SAN DIEGO - Just in time for a summer of top-down cruising and long-haul family vacations, BMW AG introduces two new vehicles targeting completely different buyers but derived from the same vehicle - the venerable trendsetter, the 3-series.

Facing intense competition in a market it pioneered, the German automaker rolls out the 323Ci convertible and 323i sport wagon. Get used to the idea of model variants from BMW - the company will introduce 21 of them this year. A 3-series hatchback, for instance, is under consideration.

The convertible comes with a base price of $34,990, which is 10% less than the model it replaces, comparably equipped. It offers standard rollover protection, a glass rear window with electric defroster, seat-integrated seat belts and a body that is more rigid than the previous-generation 3-series sedan. When the top is up, a shelf inside the trunk collapses, offering an additional 4 cubic feet of space.

And when the top is up on a cool California morning, it's awfully hard to tell you're not in a hardtop, thanks to three layers of fabric protecting against the elements. The top is fully automatic - not unusual today - but the top clamps down on the header so tightly that you actually hear a "whoosh," from the release of air pressure. No wind noise here. And it's definitely quieter than the last-generation 3-series convertible.

BMW says it sold about 12,000 3-series convertibles in 1998, for 56% of the market. It sold the same amount in 1999, but its share declined to 39% because of stiff new competition from Volvo C70 and Mercedes CLK.

The sport wagon, new to the U.S., has a base price of $29,200, placing it in the middle of its competitors. Judging by the success of the all-wheel-drive wagons like the Subaru Outback and Audi A4 Avant quattro, BMW's AWD 3-series wagon could be popular when it arrives later this year. The Mercedes C-Class, new for MY '01, also could offer AWD, sources say.

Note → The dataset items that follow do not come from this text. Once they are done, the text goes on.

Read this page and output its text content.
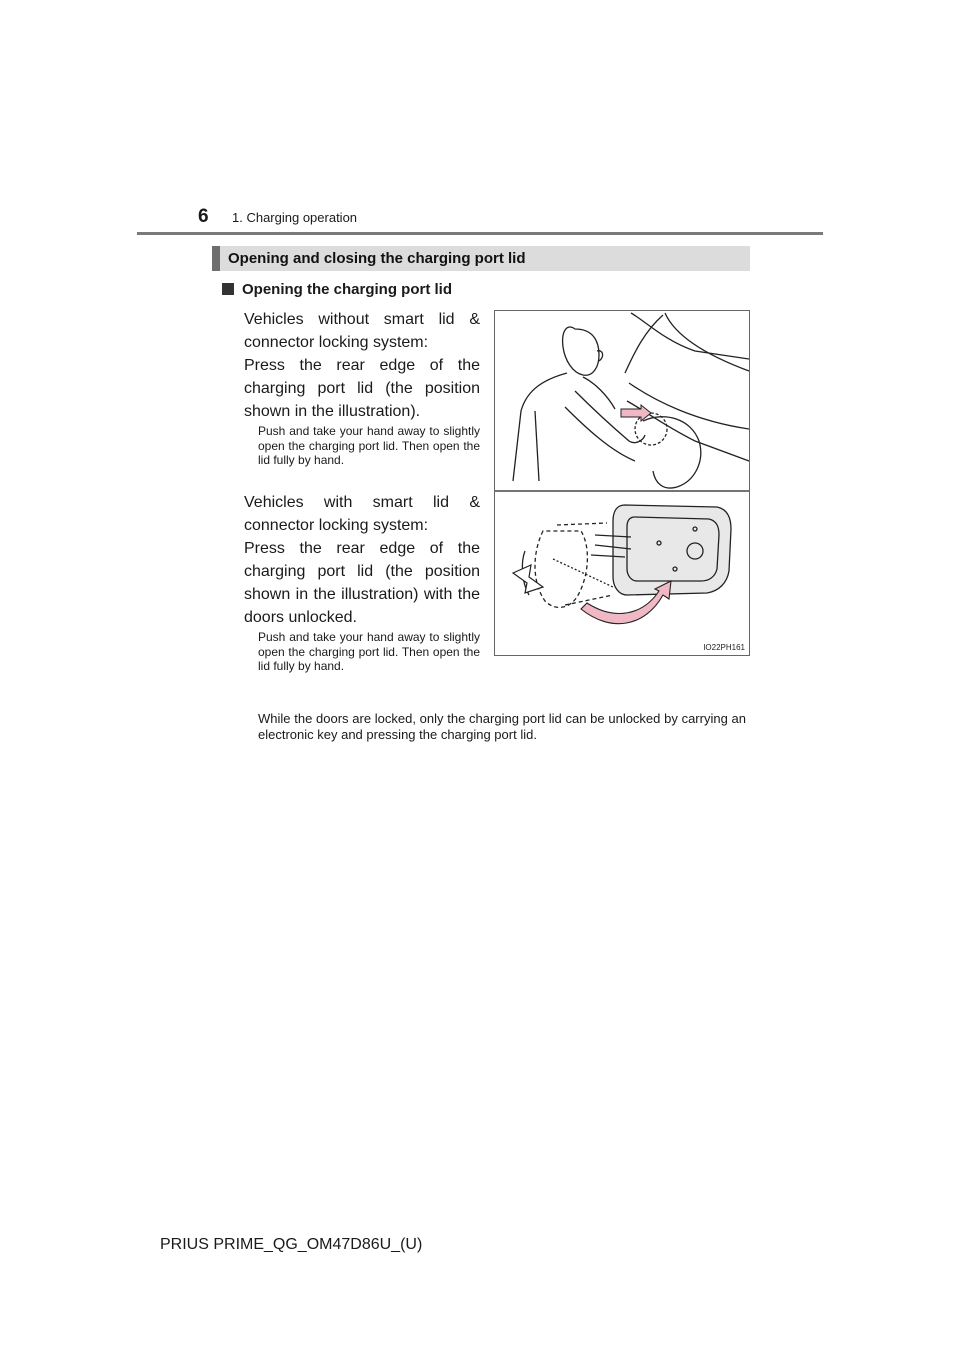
6 1. Charging operation
Opening and closing the charging port lid
Opening the charging port lid
Vehicles without smart lid & connector locking system:
Press the rear edge of the charging port lid (the position shown in the illustration).
Push and take your hand away to slightly open the charging port lid. Then open the lid fully by hand.
Vehicles with smart lid & connector locking system:
Press the rear edge of the charging port lid (the position shown in the illustration) with the doors unlocked.
Push and take your hand away to slightly open the charging port lid. Then open the lid fully by hand.
While the doors are locked, only the charging port lid can be unlocked by carrying an electronic key and pressing the charging port lid.
IO22PH161
PRIUS PRIME_QG_OM47D86U_(U)
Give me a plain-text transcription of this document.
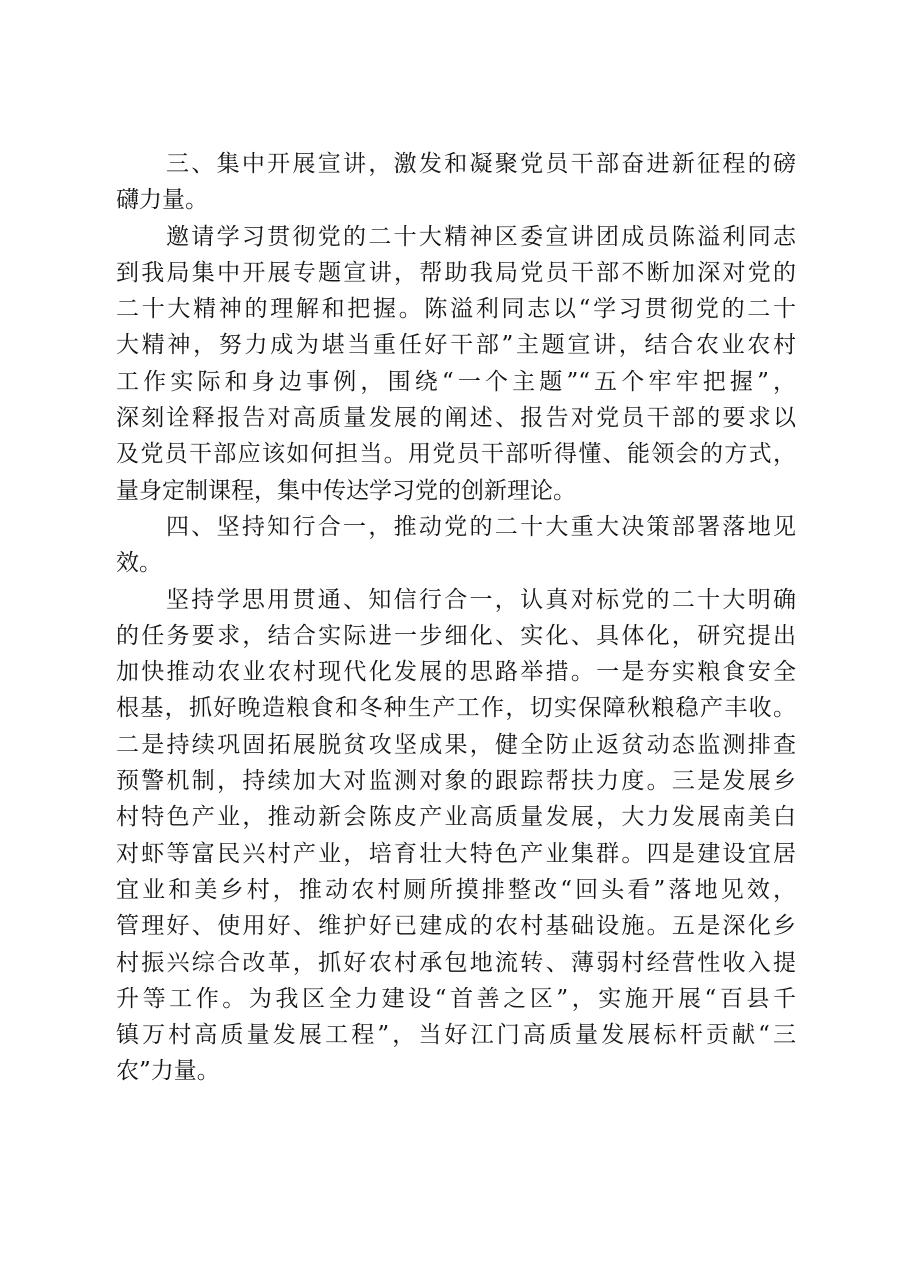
三、集中开展宣讲，激发和凝聚党员干部奋进新征程的磅
礴力量。

邀请学习贯彻党的二十大精神区委宣讲团成员陈溢利同志
到我局集中开展专题宣讲，帮助我局党员干部不断加深对党的
二十大精神的理解和把握。陈溢利同志以“学习贯彻党的二十
大精神，努力成为堪当重任好干部”主题宣讲，结合农业农村
工作实际和身边事例，围绕“一个主题”“五个牢牢把握”，
深刻诠释报告对高质量发展的阐述、报告对党员干部的要求以
及党员干部应该如何担当。用党员干部听得懂、能领会的方式，
量身定制课程，集中传达学习党的创新理论。

四、坚持知行合一，推动党的二十大重大决策部署落地见
效。

坚持学思用贯通、知信行合一，认真对标党的二十大明确
的任务要求，结合实际进一步细化、实化、具体化，研究提出
加快推动农业农村现代化发展的思路举措。一是夯实粮食安全
根基，抓好晚造粮食和冬种生产工作，切实保障秋粮稳产丰收。
二是持续巩固拓展脱贫攻坚成果，健全防止返贫动态监测排查
预警机制，持续加大对监测对象的跟踪帮扶力度。三是发展乡
村特色产业，推动新会陈皮产业高质量发展，大力发展南美白
对虾等富民兴村产业，培育壮大特色产业集群。四是建设宜居
宜业和美乡村，推动农村厕所摸排整改“回头看”落地见效，
管理好、使用好、维护好已建成的农村基础设施。五是深化乡
村振兴综合改革，抓好农村承包地流转、薄弱村经营性收入提
升等工作。为我区全力建设“首善之区”，实施开展“百县千
镇万村高质量发展工程”，当好江门高质量发展标杆贡献“三
农”力量。
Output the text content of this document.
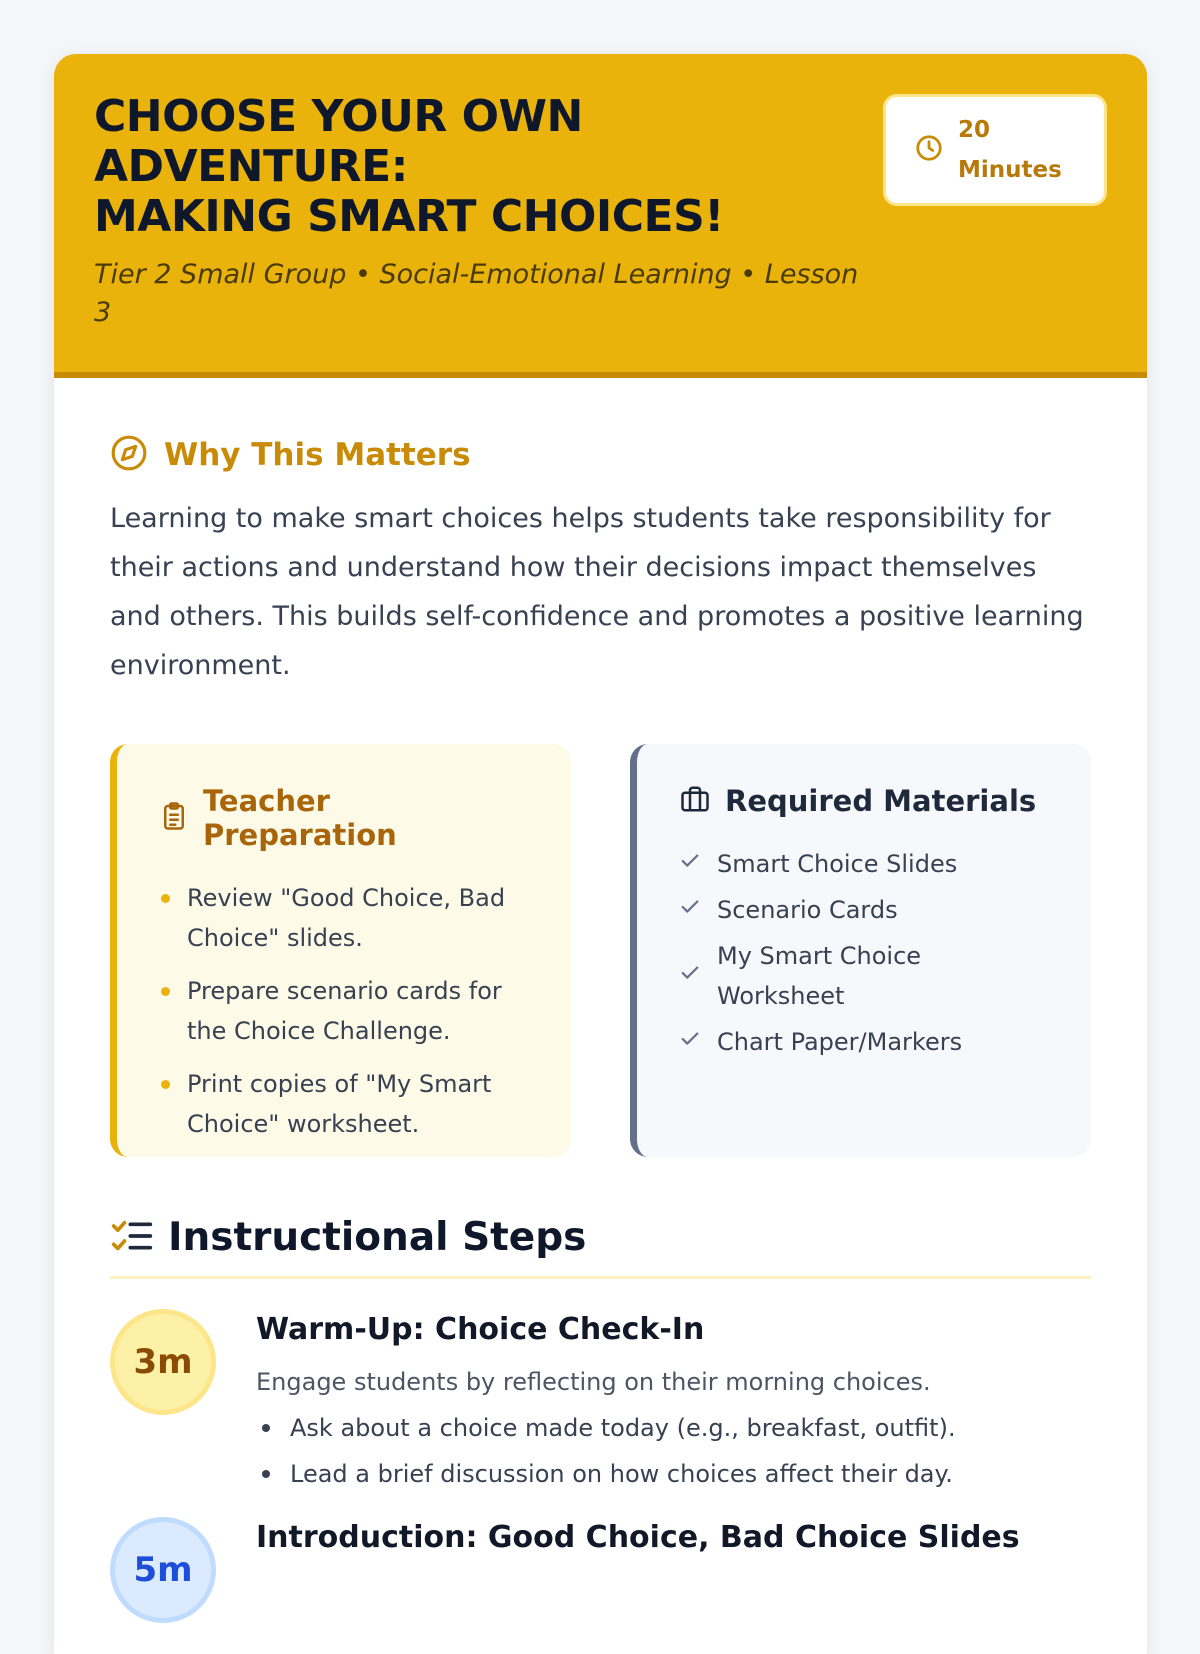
CHOOSE YOUR OWN
ADVENTURE:
MAKING SMART CHOICES!

Tier 2 Small Group • Social-Emotional Learning • Lesson 3

20 Minutes
Why This Matters

Learning to make smart choices helps students take responsibility for their actions and understand how their decisions impact themselves and others. This builds self-confidence and promotes a positive learning environment.

Teacher Preparation
Review "Good Choice, Bad Choice" slides.
Prepare scenario cards for the Choice Challenge.
Print copies of "My Smart Choice" worksheet.
Required Materials
Smart Choice Slides
Scenario Cards
My Smart Choice Worksheet
Chart Paper/Markers
Instructional Steps
3m
Warm-Up: Choice Check-In

Engage students by reflecting on their morning choices.

Ask about a choice made today (e.g., breakfast, outfit).
Lead a brief discussion on how choices affect their day.
5m
Introduction: Good Choice, Bad Choice Slides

Although the wagon looks bigger than the convertible, it's actually more than 200 lbs. (91 kg) lighter (and therefore a more spirited drive) because of the structural reinforcement necessary for rigidity in the convertible. In Europe, BMW demonstrated for journalists the strength of the convertible by balancing another convertible on top of its windshield, steadied only by guy wires.